Redaktionelle Leitsätze
S. 89 - 97, Judikatur
EuGH: Kein Verkauf „gebrauchter“ E-Books ohne Zustimmung des Urhebers
Die Überlassung von E-Books zur dauerhaften Nutzung durch Herunterladen aus dem Internet (hier: im Rahmen eines „Leseklubs“, für den sich jeder Interessent registrieren kann) unterliegt nicht dem Verbreitungsrecht iSv Art 4 RL 2001/29/EG (InfoSoc-RL), sondern dem Recht der öffentlichen Wiedergabe nach Art 3 Abs 1 InfoSoc-RL.
Demzufolge stellt der Verkauf „gebrauchter“ E-Books über eine Website eine öffentliche Wiedergabe dar, die der Erlaubnis des Urhebers bedarf.
Redaktionelle Leitsätze
S. 98 - 104, Judikatur
BGH: Unlauterkeit der Aufforderung zur Bezahlung nicht bestellter Dienstleistungen
Die Aufforderung zur Bezahlung nicht bestellter Dienstleistungen ist als irreführende geschäftliche Handlung im Sinne von § 5 Abs 1 Satz 2 Fall 1 dUWG anzusehen, wenn der angesprochene Verbraucher der Aufforderung die Behauptung entnimmt, er habe die Dienstleistung bestellt. Einer Unlauterkeit nach § 5 Abs 1 Satz 1 dUWG steht nicht entgegen, dass der Unternehmer bei der Zahlungsaufforderung in der ihm nicht vorwerfbaren irrtümlichen Annahme einer tatsächlich vorliegenden Bestellung gehandelt hat.

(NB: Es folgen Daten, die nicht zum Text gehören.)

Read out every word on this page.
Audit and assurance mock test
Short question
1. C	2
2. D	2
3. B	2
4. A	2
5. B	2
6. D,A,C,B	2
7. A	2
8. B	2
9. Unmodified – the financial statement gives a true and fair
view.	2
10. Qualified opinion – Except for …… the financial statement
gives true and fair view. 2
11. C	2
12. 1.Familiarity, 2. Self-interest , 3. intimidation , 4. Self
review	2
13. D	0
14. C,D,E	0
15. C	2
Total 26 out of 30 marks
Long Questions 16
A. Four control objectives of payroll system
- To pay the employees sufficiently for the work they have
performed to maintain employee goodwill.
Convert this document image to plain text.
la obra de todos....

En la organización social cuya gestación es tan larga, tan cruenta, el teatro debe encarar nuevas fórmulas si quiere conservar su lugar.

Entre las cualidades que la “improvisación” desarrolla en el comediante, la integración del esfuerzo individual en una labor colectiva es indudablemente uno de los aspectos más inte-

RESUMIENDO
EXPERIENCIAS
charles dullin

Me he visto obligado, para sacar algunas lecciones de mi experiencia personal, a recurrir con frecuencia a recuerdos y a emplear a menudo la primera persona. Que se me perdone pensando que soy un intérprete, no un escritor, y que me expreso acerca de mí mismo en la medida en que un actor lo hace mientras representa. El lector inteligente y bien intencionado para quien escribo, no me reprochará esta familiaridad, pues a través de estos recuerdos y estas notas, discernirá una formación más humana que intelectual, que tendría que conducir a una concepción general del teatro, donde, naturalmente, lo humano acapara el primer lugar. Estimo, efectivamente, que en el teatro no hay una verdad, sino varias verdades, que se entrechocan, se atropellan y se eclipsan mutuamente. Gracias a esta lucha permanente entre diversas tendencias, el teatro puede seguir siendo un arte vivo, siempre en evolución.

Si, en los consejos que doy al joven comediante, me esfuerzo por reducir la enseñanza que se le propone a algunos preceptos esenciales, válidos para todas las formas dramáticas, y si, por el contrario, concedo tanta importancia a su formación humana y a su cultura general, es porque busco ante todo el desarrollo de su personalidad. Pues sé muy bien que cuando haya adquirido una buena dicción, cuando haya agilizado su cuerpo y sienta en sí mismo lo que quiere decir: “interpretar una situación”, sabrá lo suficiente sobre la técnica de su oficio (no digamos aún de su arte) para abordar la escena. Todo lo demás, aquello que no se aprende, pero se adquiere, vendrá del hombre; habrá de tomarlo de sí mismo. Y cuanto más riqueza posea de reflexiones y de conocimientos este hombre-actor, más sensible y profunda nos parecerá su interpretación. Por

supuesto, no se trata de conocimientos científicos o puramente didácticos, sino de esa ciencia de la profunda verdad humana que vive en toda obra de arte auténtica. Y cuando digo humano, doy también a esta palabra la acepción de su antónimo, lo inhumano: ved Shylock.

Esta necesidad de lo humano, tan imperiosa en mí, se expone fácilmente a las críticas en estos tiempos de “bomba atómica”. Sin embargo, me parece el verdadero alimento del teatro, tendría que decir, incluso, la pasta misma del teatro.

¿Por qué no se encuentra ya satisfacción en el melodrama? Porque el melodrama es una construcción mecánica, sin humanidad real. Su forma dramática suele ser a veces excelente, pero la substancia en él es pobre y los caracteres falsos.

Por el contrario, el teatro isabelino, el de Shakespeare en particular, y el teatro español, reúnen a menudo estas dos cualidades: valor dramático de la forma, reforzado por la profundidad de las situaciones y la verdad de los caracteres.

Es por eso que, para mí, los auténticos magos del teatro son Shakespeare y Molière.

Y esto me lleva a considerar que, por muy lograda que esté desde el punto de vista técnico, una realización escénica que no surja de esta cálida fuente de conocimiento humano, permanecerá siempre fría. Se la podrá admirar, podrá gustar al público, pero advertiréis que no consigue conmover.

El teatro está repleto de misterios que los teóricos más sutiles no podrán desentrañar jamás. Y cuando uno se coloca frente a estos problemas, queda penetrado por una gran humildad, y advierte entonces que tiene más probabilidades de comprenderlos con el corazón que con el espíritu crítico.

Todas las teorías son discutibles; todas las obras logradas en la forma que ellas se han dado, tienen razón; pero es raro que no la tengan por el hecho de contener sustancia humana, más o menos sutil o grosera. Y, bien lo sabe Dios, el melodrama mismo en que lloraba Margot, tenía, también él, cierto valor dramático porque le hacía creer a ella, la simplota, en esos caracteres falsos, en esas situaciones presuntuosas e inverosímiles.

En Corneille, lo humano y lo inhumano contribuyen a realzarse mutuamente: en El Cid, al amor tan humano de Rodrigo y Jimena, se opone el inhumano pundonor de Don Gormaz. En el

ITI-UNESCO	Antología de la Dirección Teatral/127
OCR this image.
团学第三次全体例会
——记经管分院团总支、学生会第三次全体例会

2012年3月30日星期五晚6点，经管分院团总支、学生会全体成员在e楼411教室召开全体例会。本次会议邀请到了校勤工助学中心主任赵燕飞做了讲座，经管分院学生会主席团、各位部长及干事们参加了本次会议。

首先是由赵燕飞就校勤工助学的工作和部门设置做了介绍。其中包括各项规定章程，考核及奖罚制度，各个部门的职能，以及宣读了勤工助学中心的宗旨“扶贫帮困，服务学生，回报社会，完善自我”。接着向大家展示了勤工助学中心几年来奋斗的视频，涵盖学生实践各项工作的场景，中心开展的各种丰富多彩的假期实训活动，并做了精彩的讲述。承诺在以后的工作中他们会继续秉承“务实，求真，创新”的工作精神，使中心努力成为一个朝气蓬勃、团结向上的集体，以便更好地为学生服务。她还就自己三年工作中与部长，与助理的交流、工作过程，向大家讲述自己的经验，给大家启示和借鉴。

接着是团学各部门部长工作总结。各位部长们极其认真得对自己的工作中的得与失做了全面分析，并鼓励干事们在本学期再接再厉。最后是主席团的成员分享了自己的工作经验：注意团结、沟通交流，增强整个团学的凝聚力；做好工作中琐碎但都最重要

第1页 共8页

Die Aufforderung zur Bezahlung nicht bestellter, aber erbrachter Dienstleistungen fällt auch dann unter Nr 29 des Anhangs zu § 3 Abs 3 dUWG, wenn der Unternehmer irrtümlich von einer Bestellung ausgeht und der Irrtum seine Ursache nicht im Verantwortungsbereich des Unternehmers hat.
Amtliche Leitsätze
Die Staatsgewalt muss bei einem hoheitlichen Einsatz mit Zwangsgewalt akzeptieren, dass diese Vorgänge festgehalten werden, zumal dadurch auch ein gewisser präventiver Effekt gegen allfällige rechtswidrige Übergriffe erreicht wird.
Die Veröffentlichung der Aufnahme der Amtshandlung ist unzulässig, wenn nicht ausgeschlossen werden kann, dass die Veröffentlichung des Videos gerade dazu dienen sollte, die Staatsgewalt und somit auch den Kläger, der als Polizist für diese einschritt, herunterzumachen.
Nach rechtswidriger Veröffentlichung (hier: auf YouTube) kann auch jene Person, welche die Aufnahme angefertigt hat (hier: Ehefrau des Verpflichteten), als mittelbare Störerin auf Unterlassung in Anspruch genommen werden. Denn sie hat zumindest durch unterlassene Vorkehrungen einen Beitrag zur Verbreitung geleistet. Dass sie die Veröffentlichung selbst veranlasst hat, muss der Kläger nicht nachweisen.